US Navy Capt Heidi Agle had been directing a training exercise against piracy with maritime agencies of Ghana when the hijacking a real-life lesson
It was supposed to be a US-led naval educate maneuver off the coast of west Africa when real-life drama intervened, with pirates taking over an oil tanker and turning the workout into a rescue mission.
Navies from the United States, Ghana, Togo and Nigeria tracked the hijacked tanker through waters off five countries before Nigerian naval forces stormed aboard on 20 February amid a shootout that killed one of the pirates.
It was the first big success in international maritime cooperation in the pirate-ridden Gulf of Guinea, the commodore in charge of US operations in Africa and Europe told the Associated Press.
Capt Heidi Agle, the commodore, had been directing a educate exercise against piracy with maritime the organizations of Ghana when the hijack a real-life lesson, she said in a telephone interview on Friday from her base in Italy.

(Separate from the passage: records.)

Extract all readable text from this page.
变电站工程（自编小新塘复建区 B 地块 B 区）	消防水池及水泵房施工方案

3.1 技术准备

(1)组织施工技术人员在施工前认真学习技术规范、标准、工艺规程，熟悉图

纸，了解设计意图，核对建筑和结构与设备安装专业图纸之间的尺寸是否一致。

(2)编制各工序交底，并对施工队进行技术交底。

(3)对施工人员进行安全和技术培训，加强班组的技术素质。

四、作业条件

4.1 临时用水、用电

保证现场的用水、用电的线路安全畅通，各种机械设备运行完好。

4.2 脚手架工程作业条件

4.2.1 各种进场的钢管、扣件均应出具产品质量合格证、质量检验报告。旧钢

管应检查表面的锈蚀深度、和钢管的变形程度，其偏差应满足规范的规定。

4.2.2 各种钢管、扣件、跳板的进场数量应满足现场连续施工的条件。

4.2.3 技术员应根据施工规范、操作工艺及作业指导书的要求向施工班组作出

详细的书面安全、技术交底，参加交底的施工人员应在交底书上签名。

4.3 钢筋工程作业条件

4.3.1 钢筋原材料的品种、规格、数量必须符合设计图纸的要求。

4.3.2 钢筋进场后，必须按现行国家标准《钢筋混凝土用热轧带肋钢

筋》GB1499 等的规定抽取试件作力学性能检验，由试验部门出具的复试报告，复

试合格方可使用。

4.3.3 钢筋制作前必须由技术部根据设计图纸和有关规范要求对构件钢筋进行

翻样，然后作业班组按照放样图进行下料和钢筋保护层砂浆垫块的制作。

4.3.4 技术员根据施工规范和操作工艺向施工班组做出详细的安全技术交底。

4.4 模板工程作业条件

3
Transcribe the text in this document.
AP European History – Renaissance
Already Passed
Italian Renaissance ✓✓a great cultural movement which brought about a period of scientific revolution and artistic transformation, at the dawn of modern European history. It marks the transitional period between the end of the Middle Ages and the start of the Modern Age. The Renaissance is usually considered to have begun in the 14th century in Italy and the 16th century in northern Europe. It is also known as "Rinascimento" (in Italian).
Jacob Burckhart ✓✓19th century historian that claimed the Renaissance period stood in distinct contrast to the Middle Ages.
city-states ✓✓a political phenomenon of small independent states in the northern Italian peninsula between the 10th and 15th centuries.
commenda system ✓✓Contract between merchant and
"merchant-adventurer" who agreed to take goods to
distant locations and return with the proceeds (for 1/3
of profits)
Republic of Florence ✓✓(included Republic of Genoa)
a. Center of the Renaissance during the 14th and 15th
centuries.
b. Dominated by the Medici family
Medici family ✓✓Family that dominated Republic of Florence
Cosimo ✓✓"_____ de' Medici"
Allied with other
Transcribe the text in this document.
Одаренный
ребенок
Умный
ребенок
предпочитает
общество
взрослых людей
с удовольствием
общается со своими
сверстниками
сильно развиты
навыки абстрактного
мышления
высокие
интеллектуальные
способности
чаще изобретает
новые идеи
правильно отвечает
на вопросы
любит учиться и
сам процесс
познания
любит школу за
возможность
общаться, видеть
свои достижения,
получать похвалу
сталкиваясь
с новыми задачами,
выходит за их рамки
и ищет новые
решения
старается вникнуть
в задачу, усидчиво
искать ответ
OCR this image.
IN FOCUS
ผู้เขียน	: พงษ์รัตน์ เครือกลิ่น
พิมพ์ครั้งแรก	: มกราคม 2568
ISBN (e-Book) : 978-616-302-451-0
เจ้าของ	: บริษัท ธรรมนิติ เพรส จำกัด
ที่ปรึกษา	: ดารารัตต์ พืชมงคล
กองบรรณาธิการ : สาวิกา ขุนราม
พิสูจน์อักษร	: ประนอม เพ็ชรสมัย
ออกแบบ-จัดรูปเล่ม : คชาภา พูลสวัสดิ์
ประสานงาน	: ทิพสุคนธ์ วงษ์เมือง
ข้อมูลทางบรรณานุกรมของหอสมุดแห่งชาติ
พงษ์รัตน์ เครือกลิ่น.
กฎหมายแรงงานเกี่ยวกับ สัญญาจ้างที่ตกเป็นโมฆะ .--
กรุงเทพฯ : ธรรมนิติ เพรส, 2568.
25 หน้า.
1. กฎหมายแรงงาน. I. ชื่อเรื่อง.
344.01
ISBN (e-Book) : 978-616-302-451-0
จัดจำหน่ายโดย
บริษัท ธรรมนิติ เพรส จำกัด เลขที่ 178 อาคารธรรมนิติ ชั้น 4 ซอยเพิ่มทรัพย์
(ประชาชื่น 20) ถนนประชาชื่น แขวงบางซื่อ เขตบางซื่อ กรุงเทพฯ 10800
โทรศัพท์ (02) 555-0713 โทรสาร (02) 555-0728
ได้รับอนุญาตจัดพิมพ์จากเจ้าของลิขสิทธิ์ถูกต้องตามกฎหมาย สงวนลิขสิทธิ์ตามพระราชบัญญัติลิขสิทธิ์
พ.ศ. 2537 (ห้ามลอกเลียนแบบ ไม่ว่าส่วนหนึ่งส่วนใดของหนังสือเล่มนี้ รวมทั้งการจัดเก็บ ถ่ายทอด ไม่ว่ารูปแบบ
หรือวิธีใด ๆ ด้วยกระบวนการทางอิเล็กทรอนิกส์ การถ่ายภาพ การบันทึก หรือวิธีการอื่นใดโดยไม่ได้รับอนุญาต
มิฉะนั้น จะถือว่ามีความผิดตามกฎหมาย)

First word came from the French embassy, which sent information to Agles USNS Spearhead via Ghanaian officials and US envoys of a possible pirate ship loitering off Abidjan, Ivory Coast.
There, pirates seized the Dubai-owned MT Maximus, on rental to a South Korean company and carrying 4,700 tons of diesel fuel, on 11 February.
The Spearhead tracked down the hijacked Maximus, identified it and then monitored its progress for two days as it sailed from Ivorian waters into Ghanaian territory. Then Agle handed over to Ghanas navy, which continued to shadow the ship until it entered the waters of Togo, when that countrys navy took over.
As the pirates steamed across the gulf towards the tiny island nation of So Tom and Principe, officials there contacted the Nigerian government for help.
The tanker had sailed nearly 800 miles( 1,280 km) before the Nigerians stimulated the assault.